Comment Re:What we are seeing is ... (Score 2) 359

It wasn't like that when they started. For one thing, the ads were just how they made money, the search was their core business and they did change web search considerably. I also remember that Google ads were quite disruptive. They only accepted plain text adverts and they used the contents of the page to identify relevant ads. This meant that, unlike their competitors, their ads were both relevant (I'm looking at a page about X, therefore I'm probably interested in buying X) and non-obtrusive. Now they try to personalise the ads (just because I was interested in X last week doesn't mean that I'm interested in buying X now, sorry) and they have annoying video ads.

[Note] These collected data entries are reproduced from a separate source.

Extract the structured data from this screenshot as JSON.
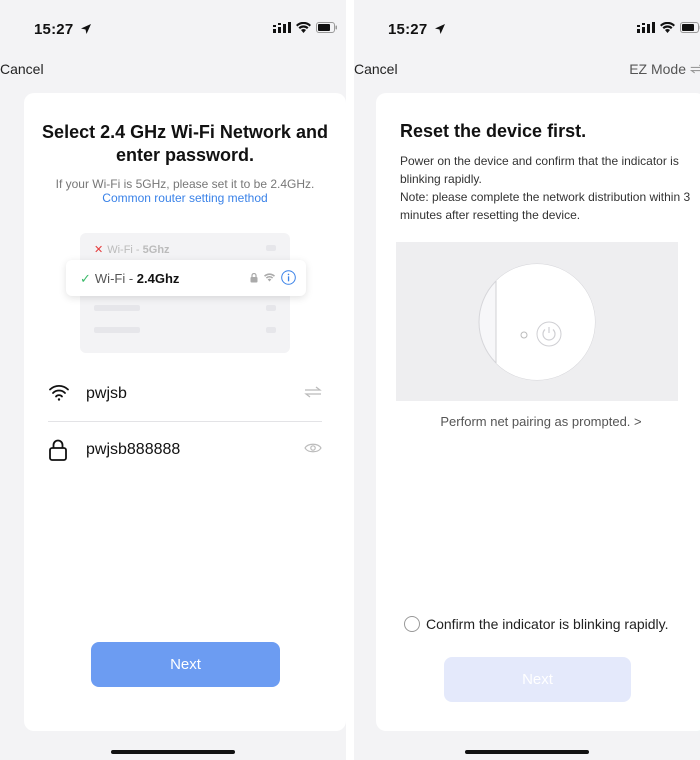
{
  "left": {
    "status": {
      "time": "15:27"
    },
    "nav": {
      "cancel": "Cancel"
    },
    "title": "Select 2.4 GHz Wi-Fi Network and enter password.",
    "subtitle": "If your Wi-Fi is 5GHz, please set it to be 2.4GHz.",
    "link": "Common router setting method",
    "illustration": {
      "row_5ghz": {
        "prefix": "Wi-Fi - ",
        "band": "5Ghz"
      },
      "row_24ghz": {
        "prefix": "Wi-Fi - ",
        "band": "2.4Ghz"
      }
    },
    "wifi_name": "pwjsb",
    "password": "pwjsb888888",
    "next": "Next"
  },
  "right": {
    "status": {
      "time": "15:27"
    },
    "nav": {
      "cancel": "Cancel",
      "mode": "EZ Mode"
    },
    "title": "Reset the device first.",
    "body_line1": "Power on the device and confirm that the indicator is blinking rapidly.",
    "body_line2": "Note: please complete the network distribution within 3 minutes after resetting the device.",
    "prompt": "Perform net pairing as prompted. >",
    "confirm": "Confirm the indicator is blinking rapidly.",
    "next": "Next"
  },
  "icons": [
    "location-arrow-icon",
    "signal-icon",
    "wifi-icon",
    "battery-icon",
    "switch-icon",
    "lock-icon",
    "eye-icon",
    "info-icon",
    "check-icon",
    "close-icon",
    "power-icon"
  ],
  "colors": {
    "accent": "#3a82e8",
    "button": "#6c9cf2",
    "button_disabled": "#e4e9fb",
    "success": "#3cba6a",
    "error": "#e53c3c"
  }
}
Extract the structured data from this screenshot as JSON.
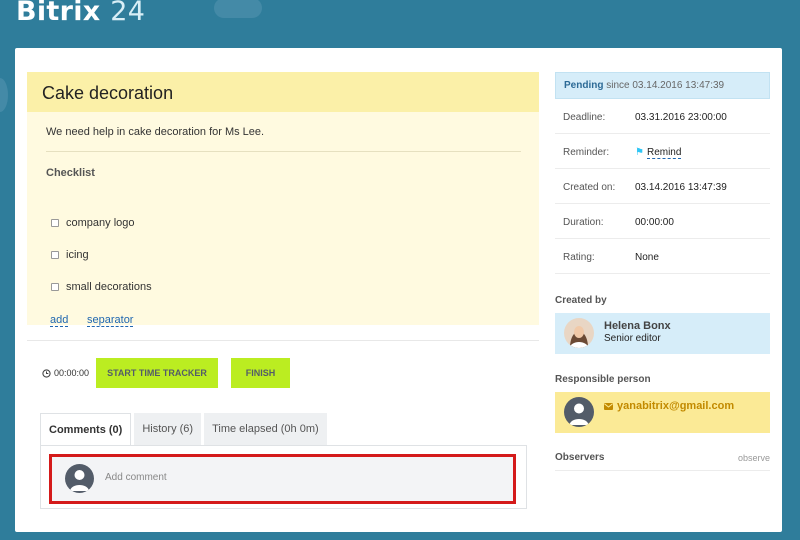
{
  "app": {
    "brand": "Bitrix",
    "brand_num": "24"
  },
  "task": {
    "title": "Cake decoration",
    "description": "We need help in cake decoration for Ms Lee.",
    "checklist_title": "Checklist",
    "checklist": [
      {
        "label": "company logo",
        "checked": false
      },
      {
        "label": "icing",
        "checked": false
      },
      {
        "label": "small decorations",
        "checked": false
      }
    ],
    "add_link": "add",
    "separator_link": "separator"
  },
  "tracker": {
    "time": "00:00:00",
    "start_label": "START TIME TRACKER",
    "finish_label": "FINISH"
  },
  "tabs": [
    {
      "label": "Comments (0)",
      "active": true
    },
    {
      "label": "History (6)",
      "active": false
    },
    {
      "label": "Time elapsed (0h 0m)",
      "active": false
    }
  ],
  "comment": {
    "placeholder": "Add comment"
  },
  "sidebar": {
    "status": "Pending",
    "status_since": "since 03.14.2016 13:47:39",
    "props": [
      {
        "label": "Deadline:",
        "value": "03.31.2016 23:00:00"
      },
      {
        "label": "Reminder:",
        "value": "Remind"
      },
      {
        "label": "Created on:",
        "value": "03.14.2016 13:47:39"
      },
      {
        "label": "Duration:",
        "value": "00:00:00"
      },
      {
        "label": "Rating:",
        "value": "None"
      }
    ],
    "created_by_title": "Created by",
    "creator": {
      "name": "Helena Bonx",
      "role": "Senior editor"
    },
    "responsible_title": "Responsible person",
    "responsible": {
      "email": "yanabitrix@gmail.com"
    },
    "observers_title": "Observers",
    "observers_link": "observe"
  },
  "colors": {
    "background": "#2f7d9b",
    "task_header": "#fbf0a8",
    "accent_green": "#bbed21",
    "highlight_red": "#d41a1a",
    "status_blue": "#d6edf9",
    "responsible_yellow": "#fbea96"
  }
}
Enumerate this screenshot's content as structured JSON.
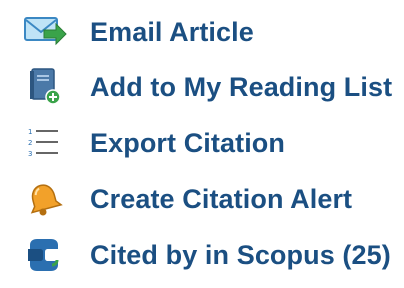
{
  "menu": {
    "items": [
      {
        "label": "Email Article",
        "icon": "email-icon"
      },
      {
        "label": "Add to My Reading List",
        "icon": "reading-list-icon"
      },
      {
        "label": "Export Citation",
        "icon": "export-citation-icon"
      },
      {
        "label": "Create Citation Alert",
        "icon": "bell-icon"
      },
      {
        "label": "Cited by in Scopus (25)",
        "icon": "scopus-icon"
      }
    ]
  },
  "colors": {
    "link": "#1b4f82",
    "green": "#3aa34a",
    "book": "#3f6d9c",
    "bell": "#f2a12a",
    "scopus": "#2b6fb0"
  }
}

Comment Re:AGP not working with SMP (Score 1) 232

Multi-core x86 processors only appeared well after PCI-E had taken hold

True, but SMP systems are older. I used a dual P3-700 for years, which I picked up cheaply on eBay because not many people searched for 'duel processor' (I think eBay now does some phonetic matching in their search). Before that, the ABit BP6 (1999) was quite popular. It ran two Celerons, so you could get a dual-processor machine for cheaper than a single-processor one (though you needed to run Windows NT or *NIX to be able to use the second one, as XP was the first SMP-capable consumer OS from MS). The 300MHz Celerons overclocked to 450MHz by bumping the FSB from 66MHz to 100MHz, making it quite competitive with the P2 (the L2 cache in the Celeron was half the size, but twice the speed, and the core was the same).

Comment Re:edu-babble (Score 1) 352

Really? Wikipedia tells me that kindergarten in the USA means up to age 6. By that time, I had been taught to read, write and do arithmetic (though I sucked at long division and found long multiplication hard until I was taught a third method a few years later). My handwriting is not much better now than it was then, though it did improve a bit in the middle as a teenager when I was writing on a regular basis.

Comment Re:Z80 was in TRS-80 (Score 2) 124

God I miss 80's computing.

I don't, but if you want to get the same fun without all of the old annoyances there are two things I'd recommend:

The first is to get an FPGA dev board. BlueSpec is a nice proprietary high-level HDL that is free for academic use, but if you don't qualify for that then CHISEL from Berkeley is also not bad - they're both a nice step above Verilog / VHDL.

The second is the mbed boards from various ARM partners. Some ARM folks handed me one of these to play with a few months back. These are aimed at getting embedded development to people who don't normally do it. They've got all of the fun I/O stuff from the BBC micro (plus some new stuff like USB and Ethernet) and a nicely put together development environment.